So I dived into Kronman and while I didn't find the part about "maya" you allude to, I went through the chapters "The World as an Aesthetic Phenomenon" and "Genius and Sublimity". I must say that it only further affirmed my view that pursuing "aesthetic reconstruction of moral values" is a futile enterprise.
I agree that the primary question is “What drove the artist to make [the art work] in the first place?” But we also cannot ignore the second question “What is the effect of a work of art on its viewer?” (though not for the reasons one may think).
All works, from l'art pour l'art to perfectly baked bread, have basically two components. One is utility another one is expression. Even art for art's sake has, if nothing else, the utility of emotional impact (or utility of raw expression -- that's the yin dot in yang or yang dot in yin so to speak). The "sublimity" then depends on two things. First, on how closely the author was able to express his "genius" in accordance with his intent, and second, how that expression effects the recipient, that is how closely the work "hits home".

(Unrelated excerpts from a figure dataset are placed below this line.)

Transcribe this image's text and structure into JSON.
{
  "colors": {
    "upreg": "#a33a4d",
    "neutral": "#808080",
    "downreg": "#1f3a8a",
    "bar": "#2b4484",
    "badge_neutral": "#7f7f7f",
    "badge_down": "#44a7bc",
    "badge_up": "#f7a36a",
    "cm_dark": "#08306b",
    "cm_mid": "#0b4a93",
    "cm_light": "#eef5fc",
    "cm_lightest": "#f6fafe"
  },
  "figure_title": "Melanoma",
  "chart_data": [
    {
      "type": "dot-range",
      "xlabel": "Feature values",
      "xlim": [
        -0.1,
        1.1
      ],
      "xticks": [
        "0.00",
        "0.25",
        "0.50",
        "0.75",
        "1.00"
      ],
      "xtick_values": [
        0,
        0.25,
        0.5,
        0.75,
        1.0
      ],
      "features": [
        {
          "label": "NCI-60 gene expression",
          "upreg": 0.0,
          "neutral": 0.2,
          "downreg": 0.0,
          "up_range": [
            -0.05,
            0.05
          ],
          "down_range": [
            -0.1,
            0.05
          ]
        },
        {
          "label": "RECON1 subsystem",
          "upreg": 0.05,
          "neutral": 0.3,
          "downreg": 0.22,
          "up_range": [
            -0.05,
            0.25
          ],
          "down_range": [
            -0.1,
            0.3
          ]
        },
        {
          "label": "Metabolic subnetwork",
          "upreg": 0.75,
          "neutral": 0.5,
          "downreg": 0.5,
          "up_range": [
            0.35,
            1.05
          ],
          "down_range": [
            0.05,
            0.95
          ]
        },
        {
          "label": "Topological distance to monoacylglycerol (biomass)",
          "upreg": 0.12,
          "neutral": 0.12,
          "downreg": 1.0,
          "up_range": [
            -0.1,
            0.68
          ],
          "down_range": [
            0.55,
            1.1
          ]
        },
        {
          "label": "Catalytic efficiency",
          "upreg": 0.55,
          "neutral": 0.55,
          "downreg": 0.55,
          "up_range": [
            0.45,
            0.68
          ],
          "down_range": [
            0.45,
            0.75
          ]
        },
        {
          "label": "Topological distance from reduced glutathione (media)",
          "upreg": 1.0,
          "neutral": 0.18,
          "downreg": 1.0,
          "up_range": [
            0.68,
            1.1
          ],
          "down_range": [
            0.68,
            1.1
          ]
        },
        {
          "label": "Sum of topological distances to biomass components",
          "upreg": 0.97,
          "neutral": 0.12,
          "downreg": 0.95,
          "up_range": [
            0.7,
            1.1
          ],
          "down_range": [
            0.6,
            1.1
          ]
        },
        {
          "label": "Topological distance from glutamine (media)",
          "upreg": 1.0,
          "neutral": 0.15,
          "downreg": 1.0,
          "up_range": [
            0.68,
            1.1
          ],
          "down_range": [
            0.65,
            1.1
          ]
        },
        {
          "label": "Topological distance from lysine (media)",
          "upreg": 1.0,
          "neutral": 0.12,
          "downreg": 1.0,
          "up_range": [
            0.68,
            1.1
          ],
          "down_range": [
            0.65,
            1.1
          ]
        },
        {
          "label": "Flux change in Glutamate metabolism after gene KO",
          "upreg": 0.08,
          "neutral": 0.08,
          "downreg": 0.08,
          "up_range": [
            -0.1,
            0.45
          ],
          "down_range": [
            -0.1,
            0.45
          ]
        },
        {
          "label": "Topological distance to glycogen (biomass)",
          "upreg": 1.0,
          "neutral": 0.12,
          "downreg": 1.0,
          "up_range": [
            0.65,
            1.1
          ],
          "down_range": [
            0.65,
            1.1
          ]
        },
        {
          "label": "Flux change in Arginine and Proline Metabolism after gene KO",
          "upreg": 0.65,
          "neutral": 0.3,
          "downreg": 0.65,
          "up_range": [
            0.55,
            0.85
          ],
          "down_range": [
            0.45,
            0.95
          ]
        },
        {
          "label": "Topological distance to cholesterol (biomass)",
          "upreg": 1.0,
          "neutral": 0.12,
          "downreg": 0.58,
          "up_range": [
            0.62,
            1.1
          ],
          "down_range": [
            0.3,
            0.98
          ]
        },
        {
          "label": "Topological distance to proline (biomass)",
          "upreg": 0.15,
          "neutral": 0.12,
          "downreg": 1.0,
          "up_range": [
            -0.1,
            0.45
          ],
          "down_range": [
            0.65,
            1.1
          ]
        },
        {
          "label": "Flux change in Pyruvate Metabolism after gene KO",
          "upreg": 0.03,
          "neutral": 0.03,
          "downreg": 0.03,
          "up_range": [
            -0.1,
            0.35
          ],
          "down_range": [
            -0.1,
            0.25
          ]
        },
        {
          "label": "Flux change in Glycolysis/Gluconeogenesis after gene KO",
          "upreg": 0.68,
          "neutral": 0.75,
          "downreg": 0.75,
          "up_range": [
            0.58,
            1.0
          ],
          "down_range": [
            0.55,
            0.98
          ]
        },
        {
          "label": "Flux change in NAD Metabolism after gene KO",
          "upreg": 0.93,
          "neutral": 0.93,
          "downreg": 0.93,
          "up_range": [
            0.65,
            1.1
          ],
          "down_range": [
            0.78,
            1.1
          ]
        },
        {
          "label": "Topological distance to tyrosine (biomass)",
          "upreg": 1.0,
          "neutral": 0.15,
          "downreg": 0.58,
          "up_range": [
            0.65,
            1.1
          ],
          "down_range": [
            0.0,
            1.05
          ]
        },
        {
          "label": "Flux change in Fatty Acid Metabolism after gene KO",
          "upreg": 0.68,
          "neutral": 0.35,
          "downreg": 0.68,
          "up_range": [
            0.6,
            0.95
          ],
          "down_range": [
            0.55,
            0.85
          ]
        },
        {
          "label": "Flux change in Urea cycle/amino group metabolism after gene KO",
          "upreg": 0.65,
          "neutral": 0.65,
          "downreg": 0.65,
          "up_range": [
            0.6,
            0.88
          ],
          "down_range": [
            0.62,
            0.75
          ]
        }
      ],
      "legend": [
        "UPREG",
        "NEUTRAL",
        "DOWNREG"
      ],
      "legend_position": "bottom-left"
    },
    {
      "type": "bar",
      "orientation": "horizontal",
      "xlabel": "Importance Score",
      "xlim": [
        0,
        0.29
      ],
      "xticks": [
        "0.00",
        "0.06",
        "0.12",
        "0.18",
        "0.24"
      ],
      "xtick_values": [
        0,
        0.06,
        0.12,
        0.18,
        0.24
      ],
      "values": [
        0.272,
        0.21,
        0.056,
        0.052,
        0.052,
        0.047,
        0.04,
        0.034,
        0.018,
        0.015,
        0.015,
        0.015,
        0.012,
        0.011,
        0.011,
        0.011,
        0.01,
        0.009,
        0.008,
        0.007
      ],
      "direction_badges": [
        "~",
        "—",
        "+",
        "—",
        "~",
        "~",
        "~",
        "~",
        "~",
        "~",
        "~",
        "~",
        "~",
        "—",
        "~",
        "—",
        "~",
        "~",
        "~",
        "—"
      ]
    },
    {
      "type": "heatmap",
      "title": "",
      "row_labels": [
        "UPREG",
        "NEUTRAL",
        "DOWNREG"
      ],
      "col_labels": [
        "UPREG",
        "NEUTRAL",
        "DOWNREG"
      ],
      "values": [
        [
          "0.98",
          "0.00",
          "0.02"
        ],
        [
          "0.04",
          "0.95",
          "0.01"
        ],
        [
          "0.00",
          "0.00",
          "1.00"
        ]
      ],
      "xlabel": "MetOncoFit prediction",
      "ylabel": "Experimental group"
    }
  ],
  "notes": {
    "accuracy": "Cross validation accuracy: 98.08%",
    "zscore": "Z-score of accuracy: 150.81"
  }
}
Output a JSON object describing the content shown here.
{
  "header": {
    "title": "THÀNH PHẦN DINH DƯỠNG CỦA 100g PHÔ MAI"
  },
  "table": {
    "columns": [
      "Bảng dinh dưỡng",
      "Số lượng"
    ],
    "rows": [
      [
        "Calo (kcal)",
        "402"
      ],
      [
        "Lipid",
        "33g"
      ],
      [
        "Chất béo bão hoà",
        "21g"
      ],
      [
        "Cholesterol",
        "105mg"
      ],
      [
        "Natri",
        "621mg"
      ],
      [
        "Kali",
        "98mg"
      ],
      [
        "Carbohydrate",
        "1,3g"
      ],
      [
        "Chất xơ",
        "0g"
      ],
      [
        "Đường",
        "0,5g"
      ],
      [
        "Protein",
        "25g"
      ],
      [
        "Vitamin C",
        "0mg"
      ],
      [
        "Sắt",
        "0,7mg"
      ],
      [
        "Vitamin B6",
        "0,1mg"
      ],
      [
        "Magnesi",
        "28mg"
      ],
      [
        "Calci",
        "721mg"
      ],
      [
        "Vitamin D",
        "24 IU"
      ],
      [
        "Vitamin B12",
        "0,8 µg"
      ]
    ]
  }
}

In the case of "sublime bread" (or beer, vine, etc.) the author vs. recipient intersection is rather well defined due to biology of senses (though still on a rather wide spectrum), but in case of abstract concepts, such as art or moral values (and due to their nature and dependence on zeitgeist), it is completely all over the place. (I guess, you can extrapolate the cases that fall somewhere in between.) Thus, sublime aesthetic anything will always be a moving target hardly having any semblance of an absolute law.
And of course there's always that tiny detail that existence and the world don't need any justification whatsoever and morality is inherent in macro-level causality. But that one can be truly appreciated only if one knows oneself.